Sometimes, however, like the water appearing in my basement, you need a precipitating event to realize the full extent of the problem. Well, the past couple of years have certainly provided many painful red flags for Americans; police shootings of unarmed black men ( with the correspondingly disgusting revenge murders of innocent policemen), the continued consolidation of wealth in the hands of a select few while the middle class disappears, and the tragic slaying of nine black church members in Charleston evolving into raging debates over the merits/evils of the Confederate flag.
These events are clarion calls. History tells us that the responses will go two ways; positive and negative. The positive is that these events, and their root causes, can no longer be ignored. The negative is that these events will give the haters more to hate.
There are no Pollyanna answers to America’s issues. The United States has endured and prospered for nearly 2 1/2 centuries. The good news is that while our foundation may be developing fissures, its base, built with morality and justice, is still strong. The vast majority of our citizens, far removed from the virulent rantings of the extreme right and left, recognize the need for DIO (Do It Ourselves) solutions. These solutions require, however, the difficult acknowledgement that often problems can be fixed by a blend of both liberal and conservative steps.
Here are a couple of “helicopter” level examples.
On income inequality progressives bemoan the fact that according to a 2013 Credit Suisse report the top 10% of the richest people now own 87% of the world’s wealth, while conservative rail against entitlement program frauds. Well, many rich people create numerous jobs, support multiple charities and pay their appropriate share of taxes. Liberals should concentrate on exposing the cheaters and pursuing financial regulations which are fair and equitable. They should not be demonizing all the well to do. They must also accept that some fraud and generational habit forming is occurring in the government’s safety net programs for the poor. Conservatives, meanwhile, must stop stereotyping all people on some form of government assistance as “Cadillac welfare queens” and join liberals in seeking more balanced, and simpler, support systems and tax regulations.
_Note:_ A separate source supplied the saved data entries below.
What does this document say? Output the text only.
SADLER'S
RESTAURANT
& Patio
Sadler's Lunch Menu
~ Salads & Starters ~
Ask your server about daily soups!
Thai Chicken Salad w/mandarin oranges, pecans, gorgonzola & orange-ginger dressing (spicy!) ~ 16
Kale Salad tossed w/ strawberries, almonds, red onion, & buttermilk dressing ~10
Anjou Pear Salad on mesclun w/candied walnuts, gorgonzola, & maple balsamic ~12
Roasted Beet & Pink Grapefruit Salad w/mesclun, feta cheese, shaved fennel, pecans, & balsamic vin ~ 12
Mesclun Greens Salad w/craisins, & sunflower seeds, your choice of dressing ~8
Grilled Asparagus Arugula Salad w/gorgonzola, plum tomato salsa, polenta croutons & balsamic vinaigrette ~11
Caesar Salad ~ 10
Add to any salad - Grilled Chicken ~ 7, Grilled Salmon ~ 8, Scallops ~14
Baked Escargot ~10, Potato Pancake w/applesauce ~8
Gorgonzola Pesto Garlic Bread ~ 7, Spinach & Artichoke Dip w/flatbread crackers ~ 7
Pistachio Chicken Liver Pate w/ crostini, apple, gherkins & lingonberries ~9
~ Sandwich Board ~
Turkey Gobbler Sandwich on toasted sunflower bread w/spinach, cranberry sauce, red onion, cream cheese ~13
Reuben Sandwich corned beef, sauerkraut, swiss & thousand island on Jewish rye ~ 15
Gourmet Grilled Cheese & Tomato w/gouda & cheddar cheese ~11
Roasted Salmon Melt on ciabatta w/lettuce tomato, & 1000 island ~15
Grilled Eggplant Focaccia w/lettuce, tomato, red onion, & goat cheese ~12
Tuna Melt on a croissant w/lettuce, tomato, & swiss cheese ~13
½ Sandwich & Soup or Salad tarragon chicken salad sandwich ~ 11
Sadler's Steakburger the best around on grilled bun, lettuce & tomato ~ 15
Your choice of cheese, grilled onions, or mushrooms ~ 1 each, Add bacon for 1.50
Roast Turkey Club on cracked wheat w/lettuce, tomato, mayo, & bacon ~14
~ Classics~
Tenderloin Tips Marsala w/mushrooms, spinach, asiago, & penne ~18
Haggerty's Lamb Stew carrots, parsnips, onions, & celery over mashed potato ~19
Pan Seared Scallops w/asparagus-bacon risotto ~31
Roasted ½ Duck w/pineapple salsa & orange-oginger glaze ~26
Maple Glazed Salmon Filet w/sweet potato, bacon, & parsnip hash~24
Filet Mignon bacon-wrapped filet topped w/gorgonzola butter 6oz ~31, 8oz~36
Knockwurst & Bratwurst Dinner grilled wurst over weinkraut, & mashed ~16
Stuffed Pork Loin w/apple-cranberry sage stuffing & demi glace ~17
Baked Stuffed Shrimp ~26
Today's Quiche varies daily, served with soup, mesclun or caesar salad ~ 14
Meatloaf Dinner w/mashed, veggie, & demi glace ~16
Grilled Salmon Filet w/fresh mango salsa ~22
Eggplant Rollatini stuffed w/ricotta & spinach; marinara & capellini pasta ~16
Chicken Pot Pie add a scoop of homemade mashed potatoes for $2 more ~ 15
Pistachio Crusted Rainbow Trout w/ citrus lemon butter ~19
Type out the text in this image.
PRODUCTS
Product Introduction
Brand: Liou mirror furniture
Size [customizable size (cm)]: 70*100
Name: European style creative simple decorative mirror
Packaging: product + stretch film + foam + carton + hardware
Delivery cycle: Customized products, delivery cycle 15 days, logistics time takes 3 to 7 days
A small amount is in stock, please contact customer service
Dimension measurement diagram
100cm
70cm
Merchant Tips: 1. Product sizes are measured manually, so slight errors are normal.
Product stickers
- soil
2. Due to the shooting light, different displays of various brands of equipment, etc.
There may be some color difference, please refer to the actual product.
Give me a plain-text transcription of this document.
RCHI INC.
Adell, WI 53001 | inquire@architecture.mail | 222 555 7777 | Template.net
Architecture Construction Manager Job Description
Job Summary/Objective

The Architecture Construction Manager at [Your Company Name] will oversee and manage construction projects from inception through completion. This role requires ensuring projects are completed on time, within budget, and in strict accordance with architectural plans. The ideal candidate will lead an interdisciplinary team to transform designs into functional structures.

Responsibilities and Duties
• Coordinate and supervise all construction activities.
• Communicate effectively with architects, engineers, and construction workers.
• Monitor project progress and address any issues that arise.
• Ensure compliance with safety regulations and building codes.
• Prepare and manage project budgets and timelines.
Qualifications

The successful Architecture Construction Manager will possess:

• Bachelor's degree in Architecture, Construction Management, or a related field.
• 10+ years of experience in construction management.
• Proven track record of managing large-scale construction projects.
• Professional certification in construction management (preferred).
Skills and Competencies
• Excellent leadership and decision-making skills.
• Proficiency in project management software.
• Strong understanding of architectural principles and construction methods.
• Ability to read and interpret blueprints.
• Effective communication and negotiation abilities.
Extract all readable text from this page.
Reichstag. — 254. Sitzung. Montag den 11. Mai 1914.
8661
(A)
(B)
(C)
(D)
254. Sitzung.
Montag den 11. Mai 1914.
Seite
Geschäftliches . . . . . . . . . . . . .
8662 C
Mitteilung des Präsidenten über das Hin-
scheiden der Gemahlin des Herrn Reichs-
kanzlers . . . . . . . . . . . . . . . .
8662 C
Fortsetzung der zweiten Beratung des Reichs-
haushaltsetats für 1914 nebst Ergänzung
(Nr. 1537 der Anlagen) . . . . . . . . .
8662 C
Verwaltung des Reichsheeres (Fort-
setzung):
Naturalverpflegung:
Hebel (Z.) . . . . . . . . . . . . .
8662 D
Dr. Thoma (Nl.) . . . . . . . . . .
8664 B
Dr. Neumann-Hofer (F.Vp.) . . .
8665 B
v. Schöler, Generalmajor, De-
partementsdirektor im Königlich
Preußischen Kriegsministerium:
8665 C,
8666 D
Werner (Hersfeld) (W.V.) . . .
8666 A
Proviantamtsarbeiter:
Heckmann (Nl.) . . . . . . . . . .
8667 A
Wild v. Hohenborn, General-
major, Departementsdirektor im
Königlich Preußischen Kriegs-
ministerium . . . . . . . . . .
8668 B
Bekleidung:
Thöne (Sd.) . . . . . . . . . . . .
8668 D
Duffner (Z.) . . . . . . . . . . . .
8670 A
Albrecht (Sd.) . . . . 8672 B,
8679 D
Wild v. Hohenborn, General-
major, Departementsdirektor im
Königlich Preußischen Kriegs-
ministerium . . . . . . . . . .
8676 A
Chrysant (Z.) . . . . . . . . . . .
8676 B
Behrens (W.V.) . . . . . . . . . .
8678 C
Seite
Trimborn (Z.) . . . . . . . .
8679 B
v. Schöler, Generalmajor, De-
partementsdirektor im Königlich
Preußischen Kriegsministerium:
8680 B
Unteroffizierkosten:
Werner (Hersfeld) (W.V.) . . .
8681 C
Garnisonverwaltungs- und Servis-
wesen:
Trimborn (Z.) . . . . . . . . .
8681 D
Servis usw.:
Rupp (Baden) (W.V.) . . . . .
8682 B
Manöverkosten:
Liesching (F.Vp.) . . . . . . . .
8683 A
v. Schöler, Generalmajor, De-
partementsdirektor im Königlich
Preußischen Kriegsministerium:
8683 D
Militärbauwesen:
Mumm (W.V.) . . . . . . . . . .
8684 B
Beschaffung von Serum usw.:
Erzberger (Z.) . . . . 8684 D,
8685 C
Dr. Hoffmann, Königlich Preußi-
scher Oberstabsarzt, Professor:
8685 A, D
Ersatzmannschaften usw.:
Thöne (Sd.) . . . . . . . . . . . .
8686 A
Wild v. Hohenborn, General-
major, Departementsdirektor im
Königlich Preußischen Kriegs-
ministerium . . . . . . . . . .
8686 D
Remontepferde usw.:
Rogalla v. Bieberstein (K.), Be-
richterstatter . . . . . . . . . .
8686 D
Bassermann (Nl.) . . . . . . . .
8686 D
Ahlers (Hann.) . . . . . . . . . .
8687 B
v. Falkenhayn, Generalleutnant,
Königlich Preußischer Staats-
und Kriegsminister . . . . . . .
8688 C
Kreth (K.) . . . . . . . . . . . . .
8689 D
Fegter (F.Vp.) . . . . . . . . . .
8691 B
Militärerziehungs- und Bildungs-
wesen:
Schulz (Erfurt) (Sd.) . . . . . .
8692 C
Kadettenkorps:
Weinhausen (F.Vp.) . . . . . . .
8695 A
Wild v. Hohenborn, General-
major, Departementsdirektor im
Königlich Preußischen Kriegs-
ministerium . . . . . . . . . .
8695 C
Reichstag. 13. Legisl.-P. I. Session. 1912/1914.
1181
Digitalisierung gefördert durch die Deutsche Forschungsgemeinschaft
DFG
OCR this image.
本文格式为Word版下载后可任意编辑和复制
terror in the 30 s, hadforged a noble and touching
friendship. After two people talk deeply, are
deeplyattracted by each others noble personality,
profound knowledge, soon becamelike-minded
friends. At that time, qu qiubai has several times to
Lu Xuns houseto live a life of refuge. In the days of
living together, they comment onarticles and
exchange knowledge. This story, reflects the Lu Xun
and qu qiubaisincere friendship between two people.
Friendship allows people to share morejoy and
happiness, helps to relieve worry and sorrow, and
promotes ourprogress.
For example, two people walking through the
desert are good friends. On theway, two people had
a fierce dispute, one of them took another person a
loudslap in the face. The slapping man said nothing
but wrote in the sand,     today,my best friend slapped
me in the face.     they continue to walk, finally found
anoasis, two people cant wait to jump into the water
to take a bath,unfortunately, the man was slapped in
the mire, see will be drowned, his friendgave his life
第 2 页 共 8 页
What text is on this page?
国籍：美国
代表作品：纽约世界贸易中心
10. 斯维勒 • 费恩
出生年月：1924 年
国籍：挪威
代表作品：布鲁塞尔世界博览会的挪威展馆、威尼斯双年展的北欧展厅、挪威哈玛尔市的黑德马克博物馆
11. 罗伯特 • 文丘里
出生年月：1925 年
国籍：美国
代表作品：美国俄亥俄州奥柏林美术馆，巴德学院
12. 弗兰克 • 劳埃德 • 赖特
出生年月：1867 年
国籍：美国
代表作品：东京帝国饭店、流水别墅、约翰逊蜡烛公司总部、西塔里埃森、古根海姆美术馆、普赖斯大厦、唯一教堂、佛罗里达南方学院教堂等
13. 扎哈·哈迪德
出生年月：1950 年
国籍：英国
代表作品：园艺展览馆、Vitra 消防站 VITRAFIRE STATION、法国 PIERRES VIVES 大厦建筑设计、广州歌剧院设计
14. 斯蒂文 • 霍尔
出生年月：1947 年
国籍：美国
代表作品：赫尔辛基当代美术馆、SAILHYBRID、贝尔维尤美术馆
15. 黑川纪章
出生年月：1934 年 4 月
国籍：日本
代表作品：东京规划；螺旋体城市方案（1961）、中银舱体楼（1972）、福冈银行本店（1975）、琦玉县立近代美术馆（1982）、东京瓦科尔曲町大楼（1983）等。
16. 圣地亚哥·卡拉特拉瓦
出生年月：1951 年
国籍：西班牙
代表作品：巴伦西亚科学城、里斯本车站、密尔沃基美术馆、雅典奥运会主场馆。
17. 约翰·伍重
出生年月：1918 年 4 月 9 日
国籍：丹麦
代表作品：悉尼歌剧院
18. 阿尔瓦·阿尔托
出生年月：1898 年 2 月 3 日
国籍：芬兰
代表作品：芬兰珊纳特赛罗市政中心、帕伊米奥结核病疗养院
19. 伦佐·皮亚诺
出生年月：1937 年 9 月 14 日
The tinder box problem of race relations also requires a balanced approach. The U.S. Department of Education reports that in 2013 the high school graduation rates for white students was 86.6% while only 71% for blacks. The Forum on Child and Family Statistics reports that the average SAT scores for whites are 527 in reading and 536 for math with corresponding scores of 428 and 428 for blacks. Clearly educational needs for blacks must be addressed, but, in new more focused ways.
Sadly, other statistics show some of the set backs for young blacks are self inflicted. The Center for Disease Control reports that in 2013 a staggering 71.5% of black babies were born out of wedlock. This compares to 29.3% for whites. Many of these black babies are the progeny of very young parents. Nothing chains a person to poverty more firmly than this situation. Conservatives are correct that black clergy, parents and teachers must be far more actively involved in steering their youth in a more responsible direction.
The skill of balancing both sides of an issue is sorely lacking in present day politics. The solutions must come from a sensible, tolerant citizenry who provide DIO (Do It Ourselves) initiatives which attack problems from all sides.
The fissures are many, but not unrepairable. It is time for DIO action.